How Pie Charts, Mr. Spock and the Big Picture Can Optimize Your Projects
Maybe You Should Add Mr. Spock to Your Team, The Logical Approach to Resource Allocation
Simplicity is not necessarily the aim of Mark Harman, a software engineering professor at King’s College in London. He works to find new ways to estimate maximal resource allocation using mathematical and statistical analysis.
Researchers like Harman take situations companies often face and experiment with a variety of different approaches and outcomes, trying to find correlations between certain sorts of decisions and results.
The goal of these undertakings, he says, is to arm executives with another tool they can use to help make decisions. “It's rather like having Mr. Spock on the team. These algorithms are very logical,” he said.
But Brim isn’t so sure successful ship captains are willing to bring such components on board. “People are really pressed for time,” he said. “I find they don’t have time to take on new algorithms.”
One misconception many companies have, Harman said, is if they utilize such research the numbers will have too great an impact on decision-making. But the human element is just as important.

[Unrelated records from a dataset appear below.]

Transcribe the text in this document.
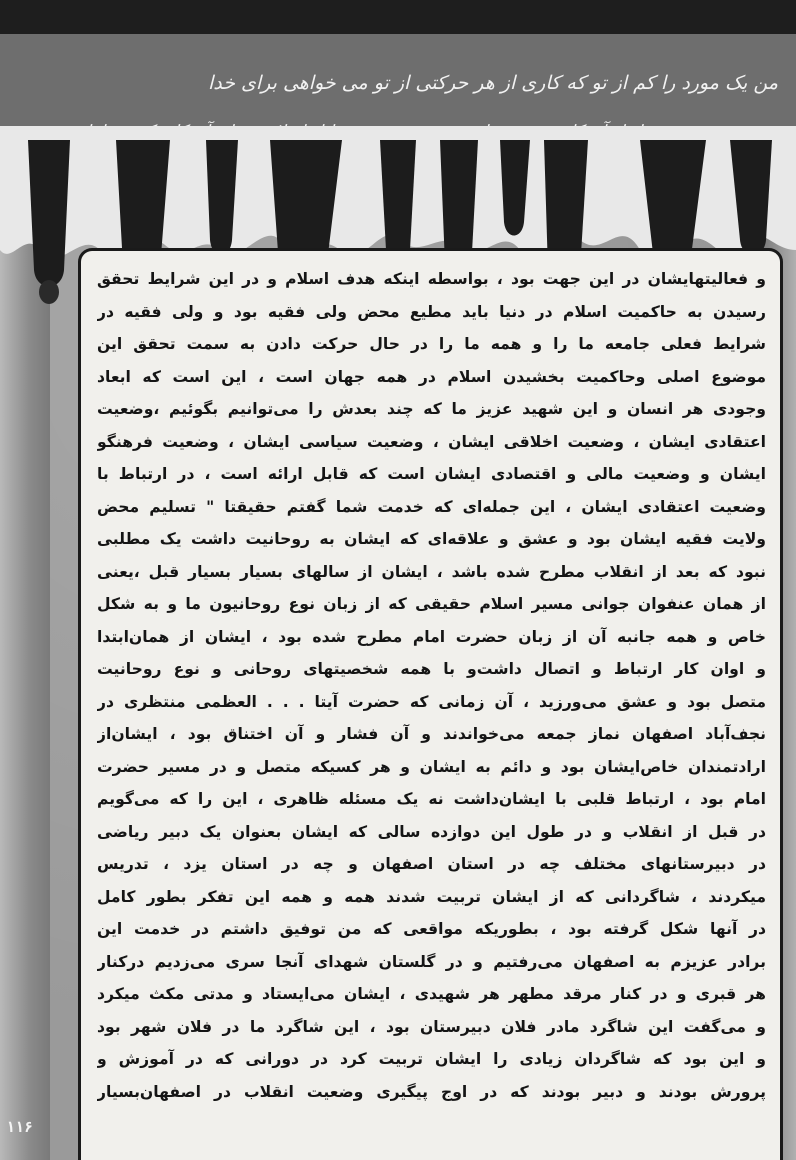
من یک مورد را کم از تو که کاری از هر حرکتی از تو می خواهی برای خدا
و فعالیتهایشان در این جهت بود ، بواسطه اینکه هدف اسلام و در این شرایط تحقق
رسیدن به حاکمیت اسلام در دنیا باید مطیع محض ولی فقیه بود و ولی فقیه در
شرایط فعلی جامعه ما را و همه ما را در حال حرکت دادن به سمت تحقق این
موضوع اصلی وحاکمیت بخشیدن اسلام در همه جهان است ، این است که ابعاد
وجودی هر انسان و این شهید عزیز ما که چند بعدش را می‌توانیم بگوئیم ،وضعیت
اعتقادی ایشان ، وضعیت اخلاقی ایشان ، وضعیت سیاسی ایشان ، وضعیت فرهنگو
ایشان و وضعیت مالی و اقتصادی ایشان است که قابل ارائه است ، در ارتباط با
وضعیت اعتقادی ایشان ، این جمله‌ای که خدمت شما گفتم حقیقتا " تسلیم محض
ولایت فقیه ایشان بود و عشق و علاقه‌ای که ایشان به روحانیت داشت یک مطلبی
نبود که بعد از انقلاب مطرح شده باشد ، ایشان از سالهای بسیار بسیار قبل ،یعنی
از همان عنفوان جوانی مسیر اسلام حقیقی که از زبان نوع روحانیون ما و به شکل
خاص و همه جانبه آن از زبان حضرت امام مطرح شده بود ، ایشان از همان‌ابتدا
و اوان کار ارتباط و اتصال داشت‌و با همه شخصیتهای روحانی و نوع روحانیت
متصل بود و عشق می‌ورزید ، آن زمانی که حضرت آیتا . . . العظمی منتظری در
نجف‌آباد اصفهان نماز جمعه می‌خواندند و آن فشار و آن اختناق بود ، ایشان‌از
ارادتمندان خاص‌ایشان بود و دائم به ایشان و هر کسیکه متصل و در مسیر حضرت
امام بود ، ارتباط قلبی با ایشان‌داشت نه یک مسئله ظاهری ، این را که می‌گویم
در قبل از انقلاب و در طول این دوازده سالی که ایشان بعنوان یک دبیر ریاضی
در دبیرستانهای مختلف چه در استان اصفهان و چه در استان یزد ، تدریس
میکردند ، شاگردانی که از ایشان تربیت شدند همه و همه این تفکر بطور کامل
در آنها شکل گرفته بود ، بطوریکه مواقعی که من توفیق داشتم در خدمت این
برادر عزیزم به اصفهان می‌رفتیم و در گلستان شهدای آنجا سری می‌زدیم درکنار
هر قبری و در کنار مرقد مطهر هر شهیدی ، ایشان می‌ایستاد و مدتی مکث میکرد
و می‌گفت این شاگرد مادر فلان دبیرستان بود ، این شاگرد ما در فلان شهر بود
و این بود که شاگردان زیادی را ایشان تربیت کرد در دورانی که در آموزش و
پرورش بودند و دبیر بودند که در اوج پیگیری وضعیت انقلاب در اصفهان‌بسیار
۱۱۶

“There’s nearly always something that the manager knows that’s implicit,” Harman said.
He believes businesses are often intimidated not by the data itself, but by the inherent risks of experimentation. I tend to meet people at conferences who are into estimates and testing, but they can’t get their bosses to buy into it,” Harman said. The scenario he’s found they most often fear is that once sensitive data is given to independent researchers, trade secrets will be disclosed on the open market. “Companies often imagine things,” he said.
Harman, with whom such tech giants as Sony and Motorola have trusted their data, said that when it comes to resource allocation in particular, the information academics want doesn’t have to be too specific. “We only need to know basic numerical figures,” he said. “We know it as work package 49. We don’t need to know what it’s about.”

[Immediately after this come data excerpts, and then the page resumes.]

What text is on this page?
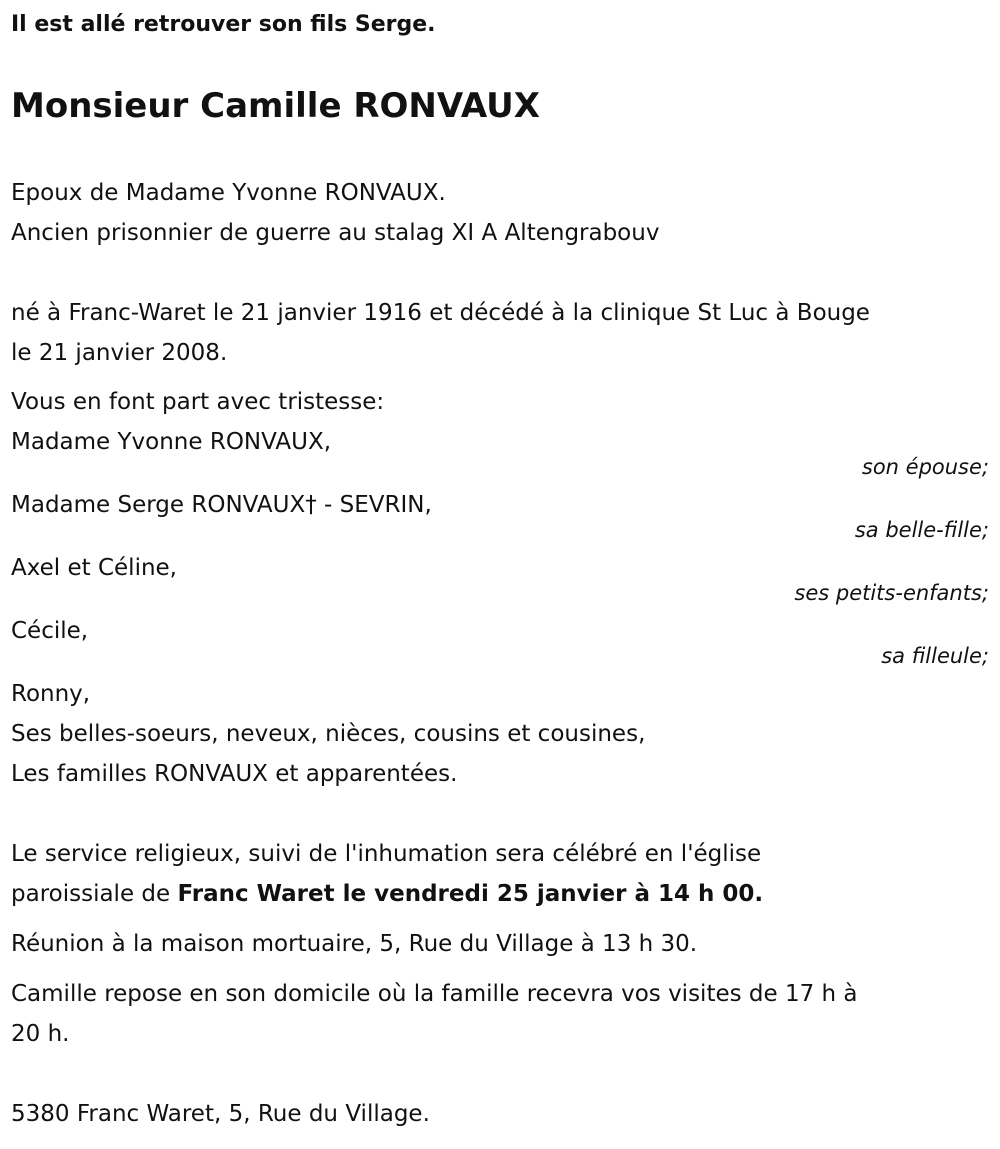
Il est allé retrouver son fils Serge.
Monsieur Camille RONVAUX
Epoux de Madame Yvonne RONVAUX.
Ancien prisonnier de guerre au stalag XI A Altengrabouv
né à Franc-Waret le 21 janvier 1916 et décédé à la clinique St Luc à Bouge
le 21 janvier 2008.
Vous en font part avec tristesse:
Madame Yvonne RONVAUX,
son épouse;
Madame Serge RONVAUX† - SEVRIN,
sa belle-fille;
Axel et Céline,
ses petits-enfants;
Cécile,
sa filleule;
Ronny,
Ses belles-soeurs, neveux, nièces, cousins et cousines,
Les familles RONVAUX et apparentées.
Le service religieux, suivi de l'inhumation sera célébré en l'église
paroissiale de Franc Waret le vendredi 25 janvier à 14 h 00.
Réunion à la maison mortuaire, 5, Rue du Village à 13 h 30.
Camille repose en son domicile où la famille recevra vos visites de 17 h à
20 h.
5380 Franc Waret, 5, Rue du Village.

Harman and his teams are using the raw numbers they get from Sony, Motorola and others to come up with quantifiable answers to the kind of questions that have traditionally been difficult for those in charge of allocation to answer, such as “Whom should I assign to a project” and “How much time will the team need to finish what they’re doing?”
One of the ways he’s doing this is by using what’s known as a Pareto front, an idea borne of economic research in which one charts a set of options and assigns numerical values to all the possible outcomes with the intent of narrowing the field to only the most efficient choices.
Harman compares the idea of Darwinian evolution to the notion that there are a myriad of potential solutions to a problem but only one answer, or set of answers, that is a fit solution. “It allows us to look at the tradeoff between certainty and risk,” he said. “What you want to find is the sweet spots in that tradeoff space.”
“We create an environment in which we breed solutions to problems,” he said. “We take the best bits of each project plan.”
Zeroing in on the right answer is also the aim of research allocation tools. The key is to manage all of the variables surrounding a specific project.